James Muhindo, the national coordinator of the Civil Society Coalition on Oil and Gas (CSCO), a consortium of local and international NGOs that advocate for transparency and accountability in Uganda’s extractives sector told The Independent on Aug.20 that EITI will fix several issues in the mining sector but “it will not be a magical wand that will change everything overnight.”

Cissy Kagaba, the executive director of the Anti-Corruption Coalition-Uganda (ACCU) said she hopes “the government will walk the talk” on EITI.

“We know that many African countries have joined ‘just for show’ while others have been pushed to do so by the donors,” she told The Independent.

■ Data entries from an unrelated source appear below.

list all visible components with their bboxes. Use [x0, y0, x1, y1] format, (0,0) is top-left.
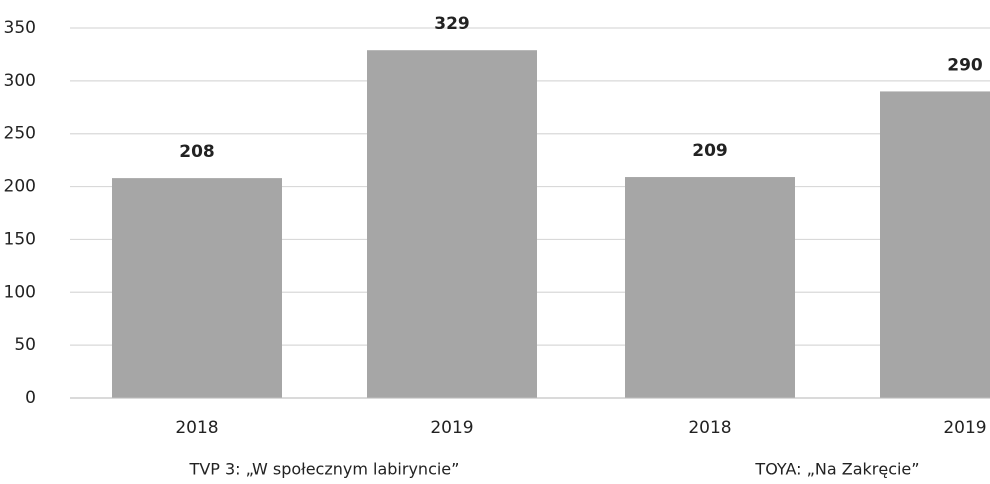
y-tick-label: 150	[4, 229, 36, 249]
x-tick-label: 2019	[430, 418, 473, 438]
y-tick-label: 350	[4, 18, 36, 38]
group-label: TVP 3: „W społecznym labiryncie”	[189, 460, 460, 479]
bar	[880, 91, 990, 398]
y-tick-label: 50	[14, 335, 36, 355]
group-label: TOYA: „Na Zakręcie”	[754, 460, 919, 479]
bar	[625, 177, 795, 398]
y-tick-label: 200	[4, 177, 36, 197]
value-label: 208	[179, 142, 215, 162]
bar	[112, 178, 282, 398]
y-tick-label: 0	[25, 388, 36, 408]
value-label: 290	[947, 55, 983, 75]
x-tick-label: 2019	[943, 418, 986, 438]
y-tick-label: 250	[4, 124, 36, 144]
x-tick-label: 2018	[175, 418, 218, 438]
bar	[367, 50, 537, 398]
value-label: 209	[692, 141, 728, 161]
y-tick-label: 300	[4, 71, 36, 91]
value-label: 329	[434, 14, 470, 34]
x-tick-label: 2018	[688, 418, 731, 438]
y-tick-label: 100	[4, 282, 36, 302]
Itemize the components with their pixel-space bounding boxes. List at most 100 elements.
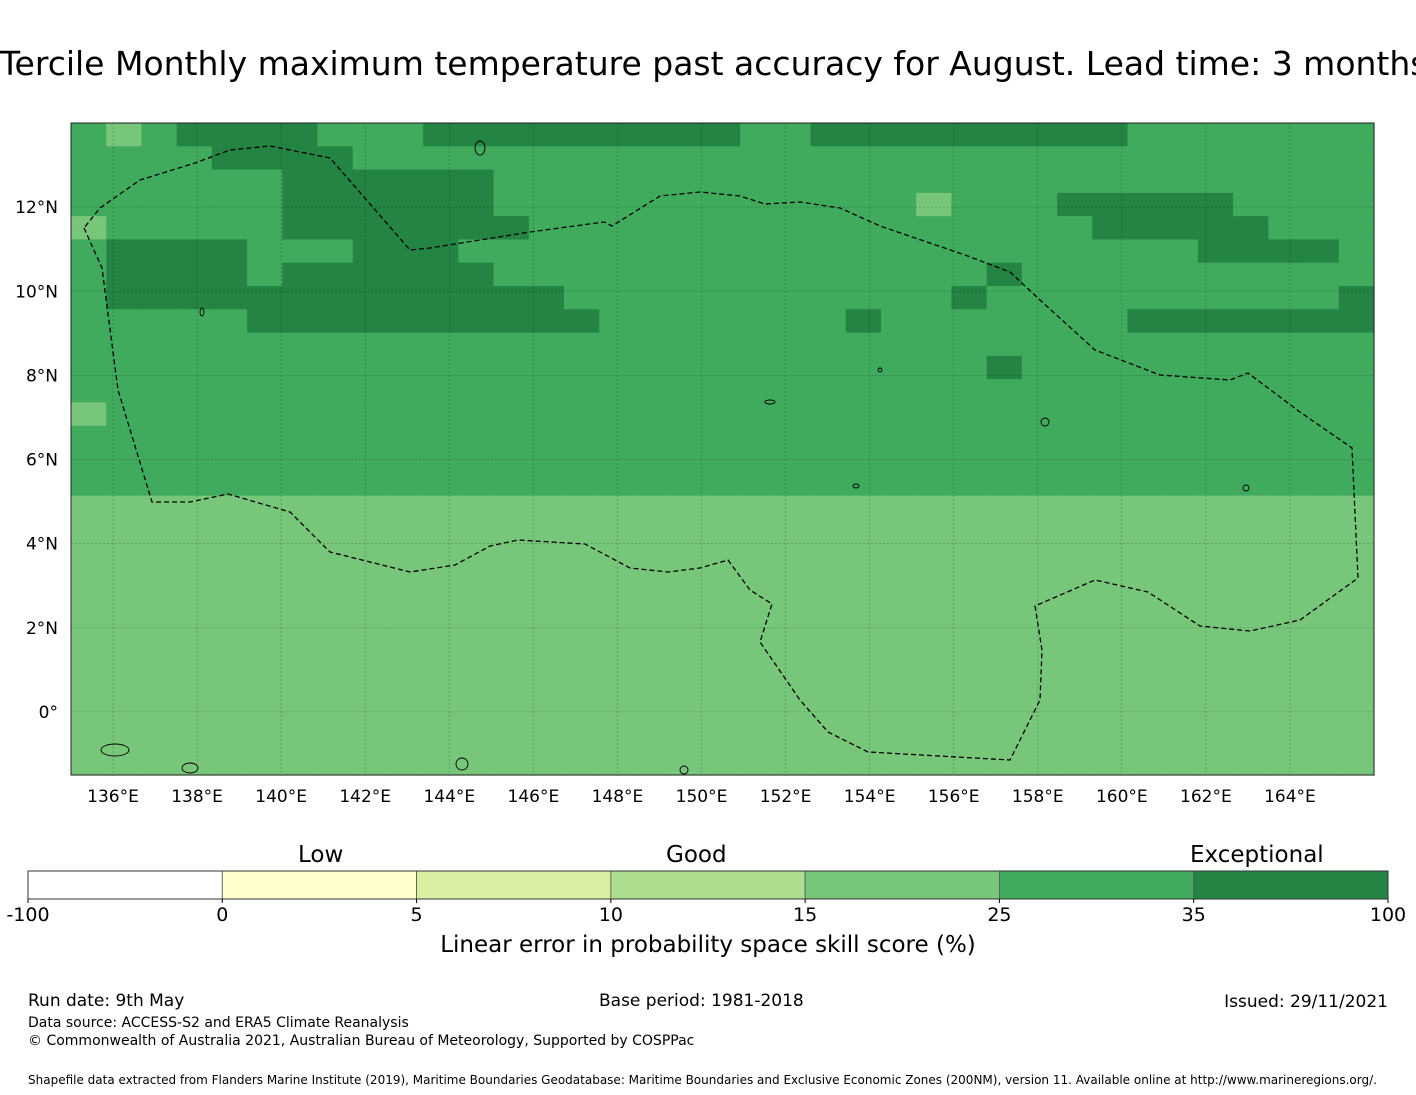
skill-cell xyxy=(247,309,283,334)
skill-cell xyxy=(1127,518,1164,543)
skill-cell xyxy=(387,472,424,497)
skill-cell xyxy=(669,518,706,543)
skill-cell xyxy=(1057,728,1093,753)
skill-cell xyxy=(317,518,354,543)
skill-cell xyxy=(810,681,847,706)
skill-cell xyxy=(493,728,530,753)
skill-cell xyxy=(986,518,1023,543)
skill-cell xyxy=(458,565,495,590)
skill-cell xyxy=(1021,379,1058,404)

“There is a possibility that this is a condition that some big donor has given the government. If this is the case, then it is going to be a hustle to implement the EITI,” Kagaba told The Independent, “It is different when someone forces you to do something as opposed to when you do it willingly.”

The EITI standard encourages governments to publish contracts and production figures in the oil, gas and mining sectors. State-owned companies and regional transfers are also covered by the disclosure requirements.

In fact, ‘transparency’ was the key word as Helen Clark, the chairperson of the EITI board welcomed Uganda to the “EITI community” on Aug.12.

Sending her congratulatory message, Clark emphasized the importance of transparency in ensuring that money from Uganda’s oil and gas production is not mismanaged, stolen, or lost to corruption.

“We welcome Uganda as an implementing country and look forward to the EITI promoting inclusive public debate,” she said.

Matia Kasaija, the finance minister told the EITI secretariat that Uganda decided to join the initiative because the country values transparency as it moves nearer to getting money from its minerals and oil.

“We believe that this initiative has the potential to strengthen tax collection, improve the investment climate, build trust among sector stakeholders and help create lasting value from our mineral and petroleum resources,” he said.

Uganda’s oil industry is relatively young but its leading partner in the Lake Albert Development Project, the international oil company Total, is a founding member of the EITI.

Writing in support of the EITI implementation, Total E&P Uganda—an active participant in Uganda’s multi stakeholder group— said being open about contracts signed contributes to a transparent and accountable sector.

“We look forward to working with the government, industry and civil society partners to support EITI implementation through participation in Uganda’s multi-stakeholder group,” said Pierre Jessua, Total E&P Uganda’s general manager.